Indeed, there is something curiously barren about the whole war in Afrin. A YPG official — as much military as political — agreed with me when I said that if the Turkish president really threw his entire army, along with their largely mythical “Syrian” FSA militia, into the province of Afrin, they would have got into the city in half an hour. Always supposing they have enough officers still not arrested for anti-Erdogan subversion. We Westerners, of course, like to see the YPG and its associated chums in neighbouring bits of which should have been Kurdistan — if the Americans had not ratted out of their League of Nations commitments after the First World War — as heroic and turbaned warriors.
I was thus a little shaken in one small village to see a pick-up load of black-uniformed gentlemen, all holding automatic weapons and with black bandanas around their faces — the words “no photos” were uttered immediately — driving at speed towards the Kurdish-Turkish front line. It wasn’t as if they didn’t have the right to fight Turkish aggression. They just weren’t the kind of chaps you are used to seeing in friendly television reports. So, too, the “wallpaper”, if that is how we must call the graffiti of war.
For the very moment you cross from the Syrian army’s last checkpoint — red, white and black flags and a poster of Bashar al-Assad, his brother Maher, Hezbollah leader Hassan Nasrallah and prominent army colonel “Tiger” Suheil, you find yourself amid blue-and-white-coloured concrete ramps, the “star” banner of “Kurdistan” (which, like “Palestine”, does not exist) and a gigantic picture of Abdullah Ocalan, the PKK (Kurdish Workers Party) leader for whom the YPG has absolutely no connection whatsoever. Or so they tell you.
The YPG, squeaky clean in all things PKK-ish, will tell you that they admire some of Ocalan’s views — even quite a lot of his opinions, and one cannot but fall for the non-sectarian, secular “ethos” of the guy —but are not part of the PKK. It’s a bit like hearing that Nigel Farage didn’t really mislead the UK about Brexit or that membership of the Nazi party didn’t imply that party members loved the Führer. In the Afrin hospital, the coloured portrait of Abdullah Ocalan is so massive (moustache a bit overdone, I thought) — and so high — above the reception desk, that you could get a severely strained neck if you spent too much time looking at it.
And there is the point. Listen long enough to the ramblings of Mr Erdogan — I keep having to tell the Kurds to pronounce the “g” of Erdogan correctly as a “w” — and you might start believing that the YPG really is a “terrorist” group threatening the sovereignty of Turkey. Who funds this little Ruritania, after all, not to mention the hospitals? (The locals, I am told, in taxes, and private payments if they are patients). So while the Kurds try to persuade you of their potential loyalty (still) to Syria and disclaim any connection to the rest of Kurdish Syria (east of Qamishli) and the Iraqi Kurds — clearly a lie — they have to proclaim their belief (quite correctly) in their own form of self-government.

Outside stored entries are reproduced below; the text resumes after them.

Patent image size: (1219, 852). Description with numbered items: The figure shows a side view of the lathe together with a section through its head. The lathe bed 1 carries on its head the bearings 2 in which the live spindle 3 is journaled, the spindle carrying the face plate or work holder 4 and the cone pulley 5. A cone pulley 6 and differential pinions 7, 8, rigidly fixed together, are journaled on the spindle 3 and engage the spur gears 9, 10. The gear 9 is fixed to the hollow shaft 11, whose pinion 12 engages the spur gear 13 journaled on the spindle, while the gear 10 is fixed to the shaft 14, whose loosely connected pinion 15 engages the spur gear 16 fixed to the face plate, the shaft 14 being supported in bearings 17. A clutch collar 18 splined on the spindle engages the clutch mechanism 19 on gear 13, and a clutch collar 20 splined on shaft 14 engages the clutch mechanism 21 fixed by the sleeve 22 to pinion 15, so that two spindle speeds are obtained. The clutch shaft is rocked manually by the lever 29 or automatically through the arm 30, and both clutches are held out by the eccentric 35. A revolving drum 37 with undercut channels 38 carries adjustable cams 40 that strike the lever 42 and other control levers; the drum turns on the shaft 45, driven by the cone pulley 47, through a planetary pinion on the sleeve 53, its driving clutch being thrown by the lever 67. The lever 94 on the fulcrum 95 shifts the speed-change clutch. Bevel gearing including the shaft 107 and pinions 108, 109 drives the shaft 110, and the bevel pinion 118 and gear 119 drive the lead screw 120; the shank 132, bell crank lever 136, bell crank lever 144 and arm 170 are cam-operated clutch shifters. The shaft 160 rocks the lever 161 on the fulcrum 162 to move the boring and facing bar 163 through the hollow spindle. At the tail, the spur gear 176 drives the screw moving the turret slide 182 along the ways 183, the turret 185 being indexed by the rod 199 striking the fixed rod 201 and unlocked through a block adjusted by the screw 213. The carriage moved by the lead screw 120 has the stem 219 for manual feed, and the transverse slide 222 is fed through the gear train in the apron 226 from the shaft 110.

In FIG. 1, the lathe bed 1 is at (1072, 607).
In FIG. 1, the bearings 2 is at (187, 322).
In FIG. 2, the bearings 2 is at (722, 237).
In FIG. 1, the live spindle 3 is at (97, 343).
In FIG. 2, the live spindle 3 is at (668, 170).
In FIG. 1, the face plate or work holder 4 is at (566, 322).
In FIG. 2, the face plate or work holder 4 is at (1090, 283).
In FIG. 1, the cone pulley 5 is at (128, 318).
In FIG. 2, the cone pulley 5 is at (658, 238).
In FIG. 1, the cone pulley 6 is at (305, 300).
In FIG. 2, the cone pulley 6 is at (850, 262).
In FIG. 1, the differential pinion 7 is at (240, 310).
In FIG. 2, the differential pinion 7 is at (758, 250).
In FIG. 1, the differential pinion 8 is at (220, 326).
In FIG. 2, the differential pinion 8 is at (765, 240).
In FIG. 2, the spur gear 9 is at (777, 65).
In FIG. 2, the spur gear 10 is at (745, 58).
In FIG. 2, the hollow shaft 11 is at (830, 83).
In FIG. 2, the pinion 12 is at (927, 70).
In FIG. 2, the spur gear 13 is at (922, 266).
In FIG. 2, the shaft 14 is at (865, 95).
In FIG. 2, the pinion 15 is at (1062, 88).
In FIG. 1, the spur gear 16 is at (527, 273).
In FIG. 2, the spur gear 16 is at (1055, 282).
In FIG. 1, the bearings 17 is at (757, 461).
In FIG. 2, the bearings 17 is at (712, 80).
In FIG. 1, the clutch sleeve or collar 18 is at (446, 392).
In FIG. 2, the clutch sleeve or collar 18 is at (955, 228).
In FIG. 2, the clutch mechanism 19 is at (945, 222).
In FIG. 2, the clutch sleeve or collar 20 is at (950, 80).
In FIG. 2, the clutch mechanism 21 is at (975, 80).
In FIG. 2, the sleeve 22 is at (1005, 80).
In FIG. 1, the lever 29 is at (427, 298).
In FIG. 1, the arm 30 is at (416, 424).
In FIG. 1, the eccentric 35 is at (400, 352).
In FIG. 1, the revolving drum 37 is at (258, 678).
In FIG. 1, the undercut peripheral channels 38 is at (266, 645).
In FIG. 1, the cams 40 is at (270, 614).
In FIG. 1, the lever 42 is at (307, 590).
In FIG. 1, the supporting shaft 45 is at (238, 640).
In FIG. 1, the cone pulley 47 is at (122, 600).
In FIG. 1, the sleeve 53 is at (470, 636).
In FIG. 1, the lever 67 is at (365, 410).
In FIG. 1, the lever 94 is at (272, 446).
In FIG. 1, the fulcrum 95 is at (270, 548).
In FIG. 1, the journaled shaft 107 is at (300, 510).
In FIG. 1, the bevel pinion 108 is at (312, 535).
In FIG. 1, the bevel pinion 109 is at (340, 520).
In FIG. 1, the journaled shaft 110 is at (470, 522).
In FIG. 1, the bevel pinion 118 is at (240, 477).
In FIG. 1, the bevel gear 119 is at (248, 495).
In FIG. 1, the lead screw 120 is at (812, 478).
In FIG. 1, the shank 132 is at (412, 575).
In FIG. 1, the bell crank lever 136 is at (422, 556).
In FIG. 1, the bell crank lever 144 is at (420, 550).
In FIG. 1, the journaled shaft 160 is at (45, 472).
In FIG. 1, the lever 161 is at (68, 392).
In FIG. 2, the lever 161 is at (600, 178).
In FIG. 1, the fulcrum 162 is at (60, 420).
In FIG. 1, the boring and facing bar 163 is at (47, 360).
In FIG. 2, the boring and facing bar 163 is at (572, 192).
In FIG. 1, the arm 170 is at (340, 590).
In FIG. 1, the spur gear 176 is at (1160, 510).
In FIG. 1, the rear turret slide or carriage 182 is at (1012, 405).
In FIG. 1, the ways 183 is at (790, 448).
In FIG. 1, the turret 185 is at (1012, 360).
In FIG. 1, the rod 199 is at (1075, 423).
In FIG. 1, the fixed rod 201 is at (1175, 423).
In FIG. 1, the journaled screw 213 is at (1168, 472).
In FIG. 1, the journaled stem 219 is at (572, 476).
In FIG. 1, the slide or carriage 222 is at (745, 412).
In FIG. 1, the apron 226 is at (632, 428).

But there is a smell of “control” about this place — a point to which I shall return — and a feeling that all is not as it seems. The Kurds here — not publicly, of course — maintain their good contacts with the Russians, including those smartly dressed Russian military policemen with their red, white and blue shoulder flashes who pop into Afrin for their daily visits. The Russians, needless to say, are quite right to keep an eye on events in Afrin, just in case Erdogan goes a bit too far. Or in case the Kurds do the same.